Ces déclarations, qui risquent de faire bondir de nombreux crypto-enthusiasts, interviennent alors que l’institution qu’elle dirige s’est récemment prononcée contre le lancement d’une monnaie numérique nationale. Il s’agissait du Sovereign (SOV) que souhaitent émettre les Îles Marshall. En effet, le FMI estime que cette initiative pourrait induire des risques macroéconomiques pour l’État.
« Massivement disruptives »
En octobre 2017, la dirigeante du FMI avait déclaré à CNBC que, dans la mesure où les crypto-monnaies réduisaient le coût des transactions financières, elles devraient bouleverser le système financier traditionnel.
« La manière dont les nouvelles technologies permettent de réduire le coût des transactions financières, les rendant plus accessibles […] Je pense qu’elles sont déjà massivement disruptives », avait-elle alors déclaré.

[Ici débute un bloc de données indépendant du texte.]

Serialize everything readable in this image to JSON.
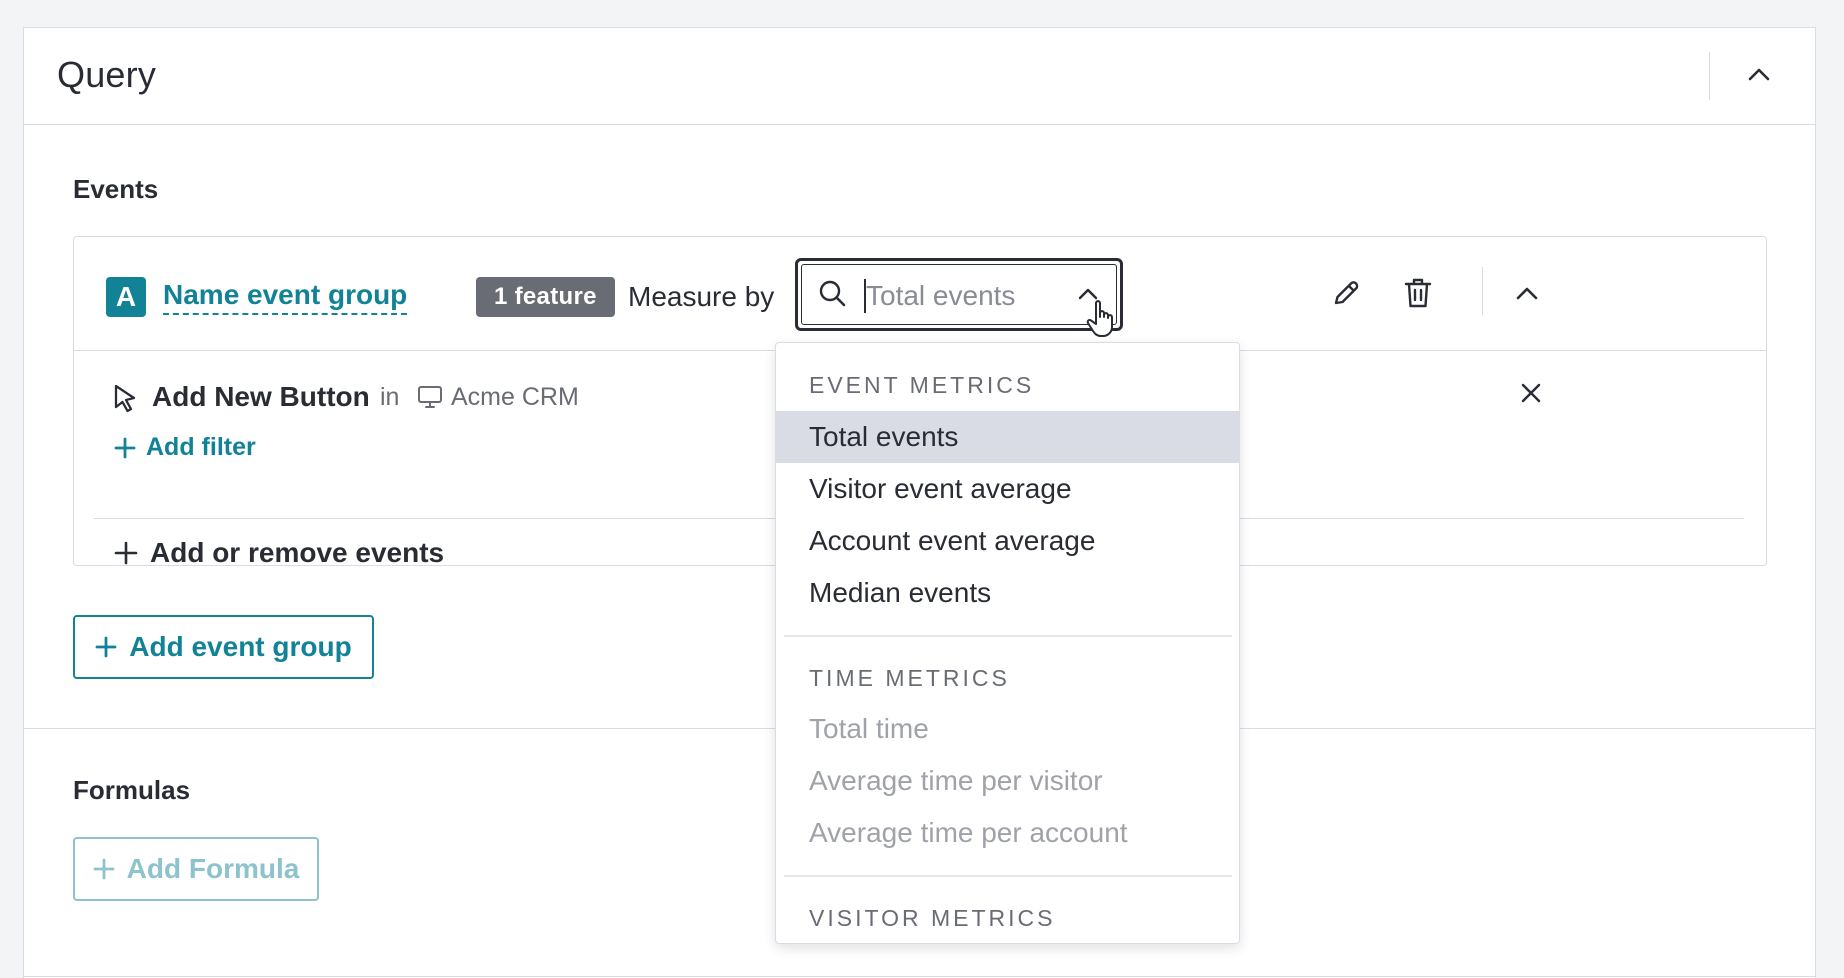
{
  "card": {
    "title": "Query"
  },
  "events_section": {
    "label": "Events",
    "group": {
      "badge": "A",
      "name": "Name event group",
      "feature_count": "1 feature",
      "measure_label": "Measure by",
      "measure_placeholder": "Total events"
    },
    "event_row": {
      "name": "Add New Button",
      "in_label": "in",
      "app": "Acme CRM",
      "add_filter": "Add filter"
    },
    "add_remove": "Add or remove events",
    "add_group_button": "Add event group"
  },
  "formulas_section": {
    "label": "Formulas",
    "add_formula_button": "Add Formula"
  },
  "dropdown": {
    "groups": [
      {
        "heading": "EVENT METRICS",
        "items": [
          "Total events",
          "Visitor event average",
          "Account event average",
          "Median events"
        ]
      },
      {
        "heading": "TIME METRICS",
        "items": [
          "Total time",
          "Average time per visitor",
          "Average time per account"
        ]
      },
      {
        "heading": "VISITOR METRICS",
        "items": []
      }
    ],
    "selected": "Total events"
  },
  "colors": {
    "accent": "#128297",
    "text": "#2a2c35",
    "muted": "#6a6c75",
    "border": "#dadce5",
    "selected_bg": "#dadce5",
    "pill_bg": "#6a6c75"
  },
  "icons": [
    "chevron-up-icon",
    "search-icon",
    "pencil-icon",
    "trash-icon",
    "cursor-pointer-icon",
    "monitor-icon",
    "close-icon",
    "plus-icon",
    "hand-cursor-icon"
  ]
}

Malgré la perception généralement négative des crypto-monnaies, notamment du fait de leur nature pseudoynme (ou anonyme), Mme Lagarde semble reconnaître les atouts de ces devises – des devises qu’elle souhaite toutefois encadrer étroitement. Dans un article publié en avril dernier, elle avait appelé ses lecteurs à à « garder un esprit ouvert » vis-à-vis des « crypto-actifs ».
« De la même manière que quelques technologies de l’ère numérique ont transformé nos vies, les crypto-actifs qui survivront pourraient avoir un impact significatif sur la façon dont nous épargnons, investissons et payons nos factures. C’est pourquoi les responsables politiques doivent garder un esprit ouvert, et doivent s’efforcer de mettre en place un cadre réglementaire équitable qui minimise les risques tout en permettant au processus créatif de porter ses fruits ».
Sur Twitter, plusieurs observateurs ont fait remarquer que les monnaies émises par les banques centrales étaient déjà principalement numériques, laissant supposer que le FMI souhaiterait avant tout accroître le contrôle des États sur celles-ci.
Silly. Central Bank currency is already mostly digital. Making it entirety digital just increases gov’t control over it, & incentives adoption of hard sovereign digital cash : Bitcoin. https://t.co/jG4q00euyT
— Saifedean Ammous (@saifedean) 14 novembre 2018
Il s’agit malgré tout pour Anthony Pompliano, le fondateur de Morgan Creek Capital, d’une nouvelle positive qui viendrait offrir une plus grande légitimité à des actifs souvent controversés – et qui pourrait, à terme, conduire des États à s’intéresser au Bitcoin :
The Head of the IMF gave a speech today that legitimized cryptocurrencies.
She said state-backed digital currencies could provide financial inclusion, security & consumer protection, and privacy in payments.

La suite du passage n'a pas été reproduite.